I won’t be the first to note that this is a project that has been a long time coming here in town — put on the back burner as more urgent capital projects took precedence, then mothballed as the State reworked its process for funding school construction. Its success at the polls today, in the face of a stiff headwind of a bad economy, is the culmination of years of planning by Pat Brusch, Joel Mooney, Mark Haley and all the folks on the Wellington Building Committee, as well as the tireless efforts of my fellow School Committee member Karen Parmett to keep the Wellington on the radar and, of course, the whole Together for Wellington crew, led by Anne Helgen and Laurie Slap, but encompassing the work of so many other outstanding volunteers.

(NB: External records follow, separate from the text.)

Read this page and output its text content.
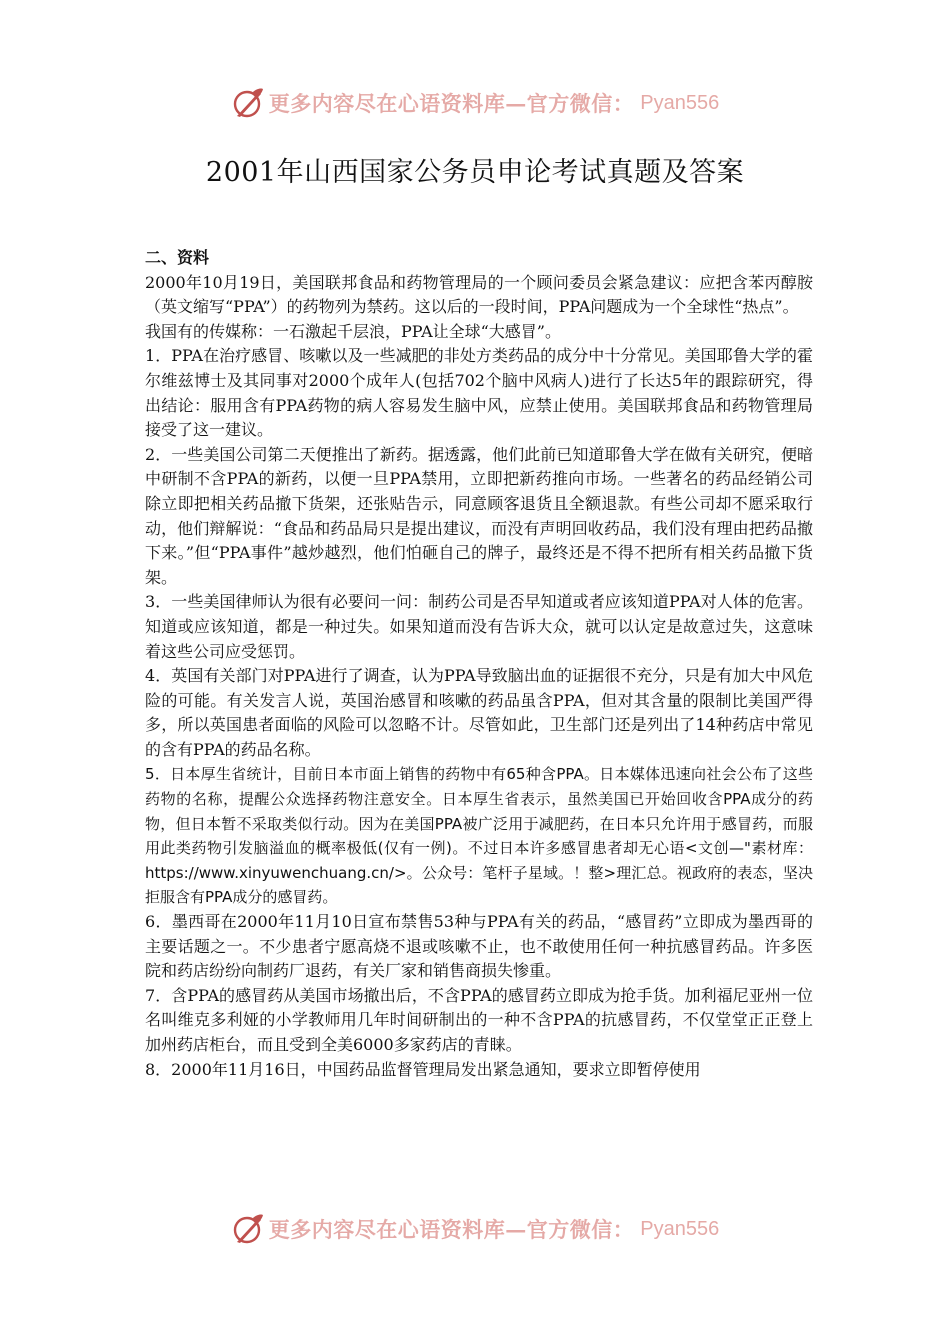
更多内容尽在心语资料库—官方微信： Pyan556
2001年山西国家公务员申论考试真题及答案

二、资料

2000年10月19日，美国联邦食品和药物管理局的一个顾问委员会紧急建议：应把含苯丙醇胺（英文缩写“PPA”）的药物列为禁药。这以后的一段时间，PPA问题成为一个全球性“热点”。

我国有的传媒称：一石激起千层浪，PPA让全球“大感冒”。

1．PPA在治疗感冒、咳嗽以及一些减肥的非处方类药品的成分中十分常见。美国耶鲁大学的霍尔维兹博士及其同事对2000个成年人(包括702个脑中风病人)进行了长达5年的跟踪研究，得出结论：服用含有PPA药物的病人容易发生脑中风，应禁止使用。美国联邦食品和药物管理局接受了这一建议。

2．一些美国公司第二天便推出了新药。据透露，他们此前已知道耶鲁大学在做有关研究，便暗中研制不含PPA的新药，以便一旦PPA禁用，立即把新药推向市场。一些著名的药品经销公司除立即把相关药品撤下货架，还张贴告示，同意顾客退货且全额退款。有些公司却不愿采取行动，他们辩解说：“食品和药品局只是提出建议，而没有声明回收药品，我们没有理由把药品撤下来。”但“PPA事件”越炒越烈，他们怕砸自己的牌子，最终还是不得不把所有相关药品撤下货架。

3．一些美国律师认为很有必要问一问：制药公司是否早知道或者应该知道PPA对人体的危害。知道或应该知道，都是一种过失。如果知道而没有告诉大众，就可以认定是故意过失，这意味着这些公司应受惩罚。

4．英国有关部门对PPA进行了调查，认为PPA导致脑出血的证据很不充分，只是有加大中风危险的可能。有关发言人说，英国治感冒和咳嗽的药品虽含PPA，但对其含量的限制比美国严得多，所以英国患者面临的风险可以忽略不计。尽管如此，卫生部门还是列出了14种药店中常见的含有PPA的药品名称。

5．日本厚生省统计，目前日本市面上销售的药物中有65种含PPA。日本媒体迅速向社会公布了这些药物的名称，提醒公众选择药物注意安全。日本厚生省表示，虽然美国已开始回收含PPA成分的药物，但日本暂不采取类似行动。因为在美国PPA被广泛用于减肥药，在日本只允许用于感冒药，而服用此类药物引发脑溢血的概率极低(仅有一例)。不过日本许多感冒患者却无心语<文创—"素材库：https://www.xinyuwenchuang.cn/>。公众号：笔杆子星域。！整>理汇总。视政府的表态，坚决拒服含有PPA成分的感冒药。

6．墨西哥在2000年11月10日宣布禁售53种与PPA有关的药品，“感冒药”立即成为墨西哥的主要话题之一。不少患者宁愿高烧不退或咳嗽不止，也不敢使用任何一种抗感冒药品。许多医院和药店纷纷向制药厂退药，有关厂家和销售商损失惨重。

7．含PPA的感冒药从美国市场撤出后，不含PPA的感冒药立即成为抢手货。加利福尼亚州一位名叫维克多利娅的小学教师用几年时间研制出的一种不含PPA的抗感冒药，不仅堂堂正正登上加州药店柜台，而且受到全美6000多家药店的青睐。

8．2000年11月16日，中国药品监督管理局发出紧急通知，要求立即暂停使用

更多内容尽在心语资料库—官方微信： Pyan556
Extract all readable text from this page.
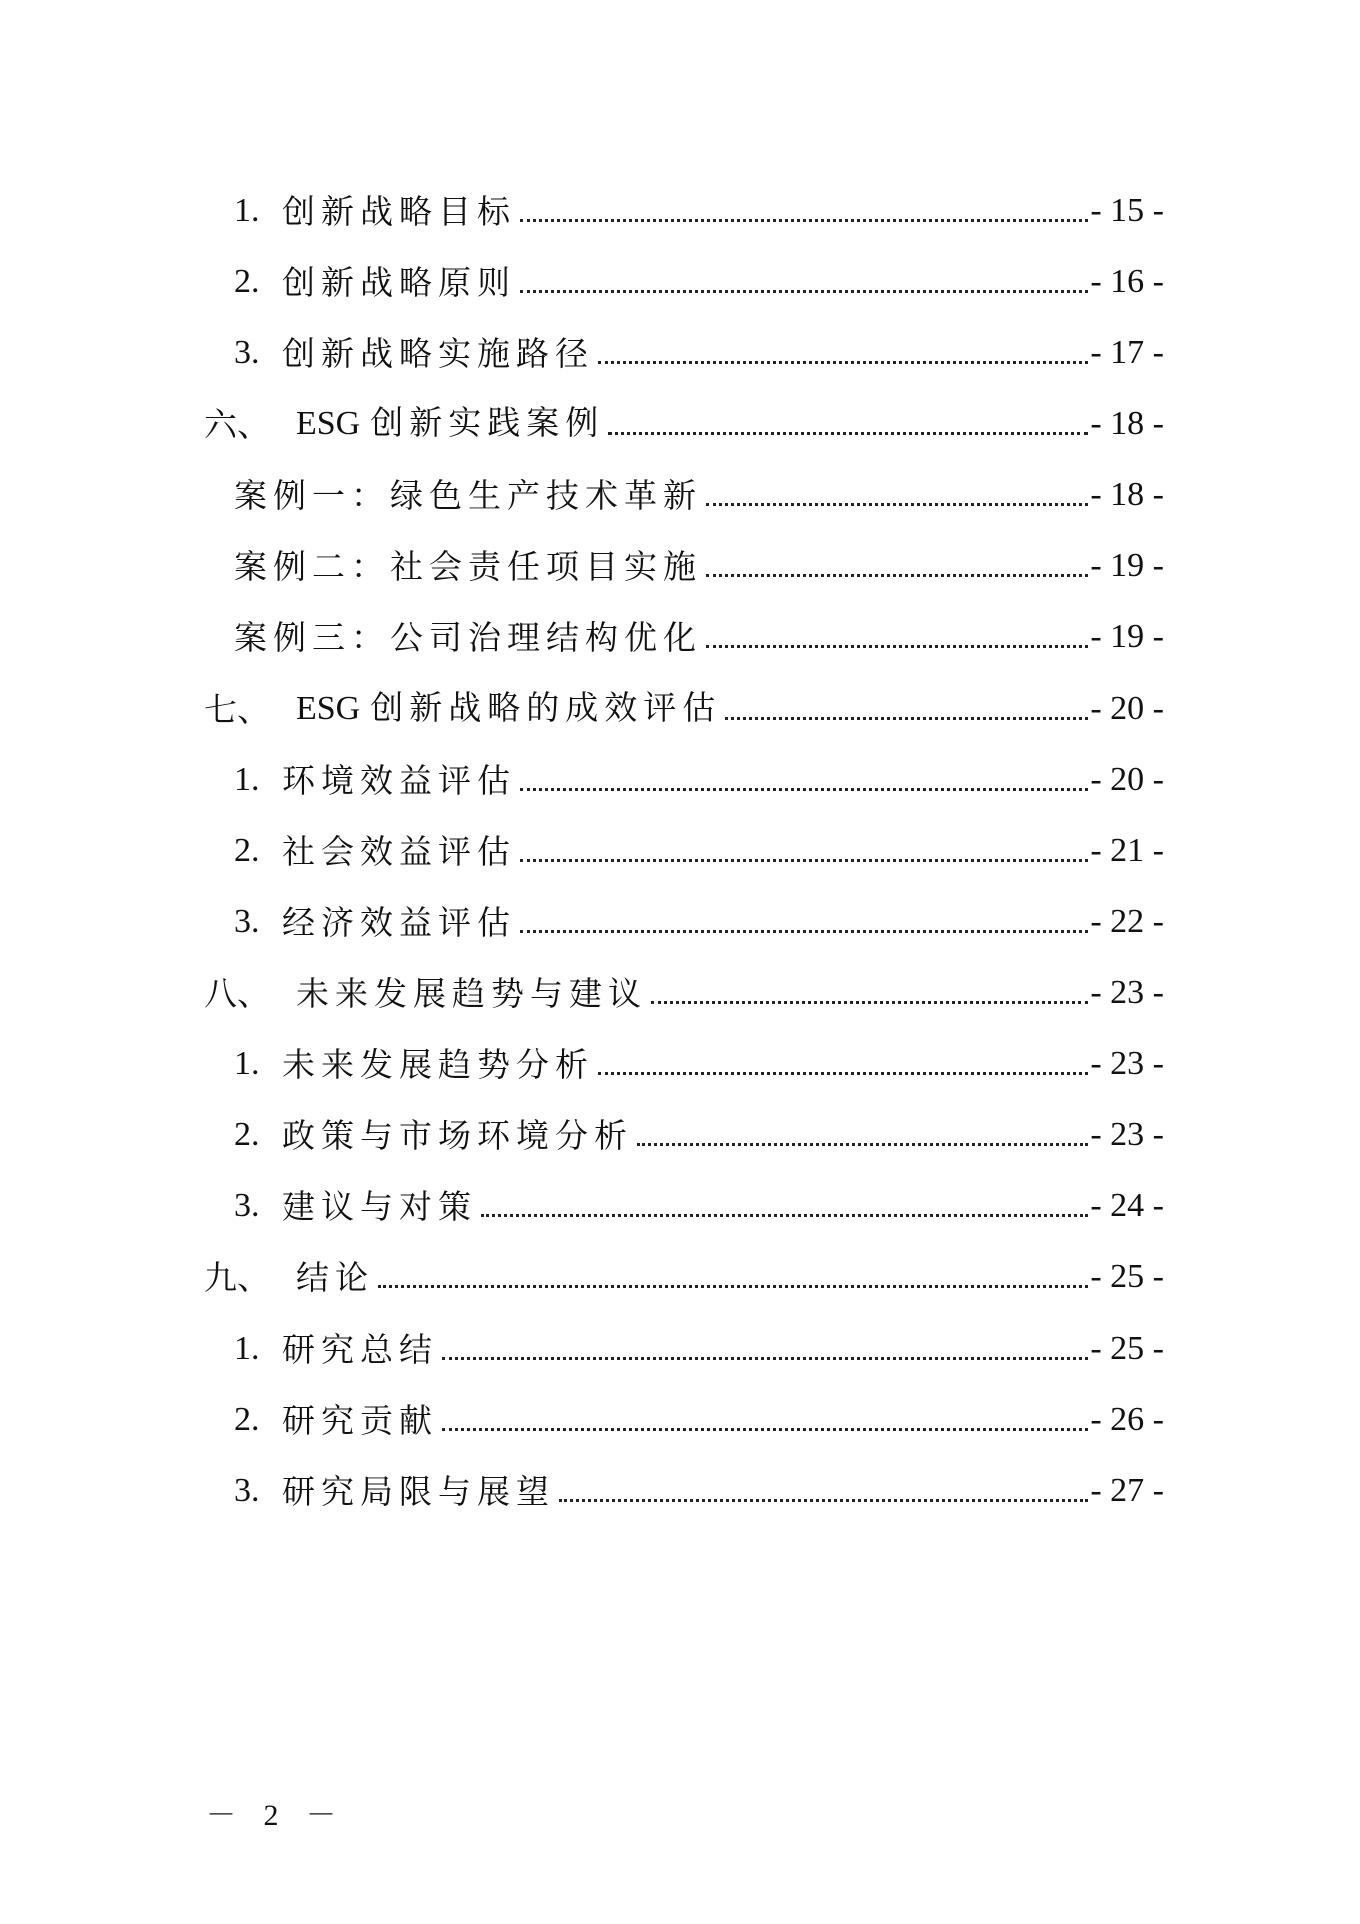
1. 创新战略目标	- 15 -
2. 创新战略原则	- 16 -
3. 创新战略实施路径	- 17 -
六、 ESG 创新实践案例	- 18 -
案例一：绿色生产技术革新	- 18 -
案例二：社会责任项目实施	- 19 -
案例三：公司治理结构优化	- 19 -
七、 ESG 创新战略的成效评估	- 20 -
1. 环境效益评估	- 20 -
2. 社会效益评估	- 21 -
3. 经济效益评估	- 22 -
八、 未来发展趋势与建议	- 23 -
1. 未来发展趋势分析	- 23 -
2. 政策与市场环境分析	- 23 -
3. 建议与对策	- 24 -
九、 结论	- 25 -
1. 研究总结	- 25 -
2. 研究贡献	- 26 -
3. 研究局限与展望	- 27 -
－ 2 －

Many in town have been looking on with dismay as deficits have grown, infrastructure has worsened and the social fabric in town has come to resemble the bottom of Underwood Pool: old timers versus newcomers, seniors vs. young families, and so on. The prevailing political wisdom is that Belmontonians wanted things this way — that we’d rather have disintegrating roads and school buildings and a patchy pool than pay higher taxes. The decisive vote in favor of a New Wellington yesterday doesn’t disprove such theories, but it does make them look a bit more like theories than irrefutable laws.
In the short term, the vote puts an end to a years-long game of three dimensional chess that those desirous of any change have had to play — an end to the constant worry about whether pushing for _x_ will “sink the Wellington?!” With the Wellington vote a matter of record, expect a more full-throated debate about what kind of town Belmont can and should be. If nothing else, the Wellington may remind us all that investing in our public schools and investing in the future of Belmont are things that are just…good, and enrich us all far beyond the meager costs we pay (around $1 a day, on average, for the new Wellington school). I wasn’t out looking, but I’d be surprised if local realtors weren’t talking up the vote to prospective home buyers today, as they will in the months and years ahead. That’s good news for all of us in what is still a tough housing market.
Even better: the Wellington is good news for the beleaguered Wellington students, who have put up for years with the quirks and failings of an aging building. If all goes according to plan, in a matter of months, those students and the rest of us will get to step through another d00r: the front door of a brand new, state of the art elementary school that provide students with an outstanding learning environment, save us money, and serve Belmont faithfully for generations. YES!